St. Bees South - Tale of the Honey

Tale of the Talbots 7b+/V8 (St Bees South)North Lakes lads Jon Freeman and Dan Turner have taken up the gauntlet at St. Bees Head – South and freed a couple more of the many excellent projects. Both new lines are left and right hand variations of the same “awesome undercut prow” line, described as a project on the current topo, at 'Area D'.

The lines go thus: Both problems start from standing/low (on the stepped block) from a rail of two decent pockets, low on the right hand side of the prow.

1. Tale of the Talbots (7b+/V8) - Pull on at the pockets and move your LH out to a crimp high on arête, finish by rocking direct to the top. (FA: Dan Turner)

2. Honeycomb (7b/V8) – Again from the low pockets, pull on and make a large throw out to a pinch/crimp on the right arête, then straight to the top. (FA: Jon Freeman)
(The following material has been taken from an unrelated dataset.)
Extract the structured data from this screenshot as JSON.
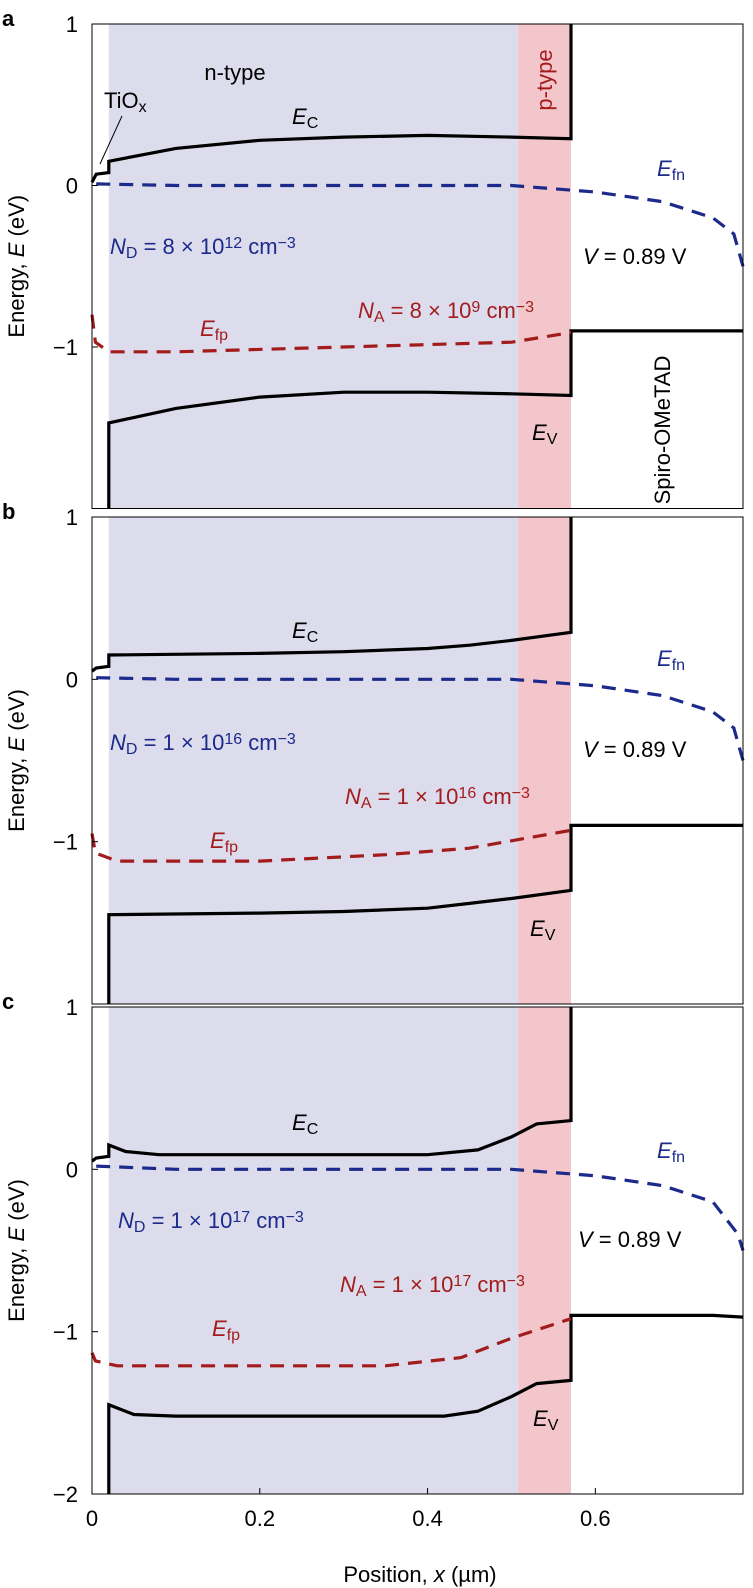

Image: Dan Turner on Tale of the Talbots (7b+/V8).

There is a video (also featuring The Kraken, Killer Bee, Kill Switch and Orca ) of both new climbs here.

Red Whale Extension

Also of note: Andy McVittie and friends climbed an extension to the classic 6a+/V2 nose, Red Whale, also at 'Area D'. This starts as far right as possible and traverses left into the original problem.

Andy acknowledges that this line may well have been climbed before but feels it's worth mentioning, as it's not described on the recent selected guide and is a classic of the grade - 6b/V3 or thereabouts.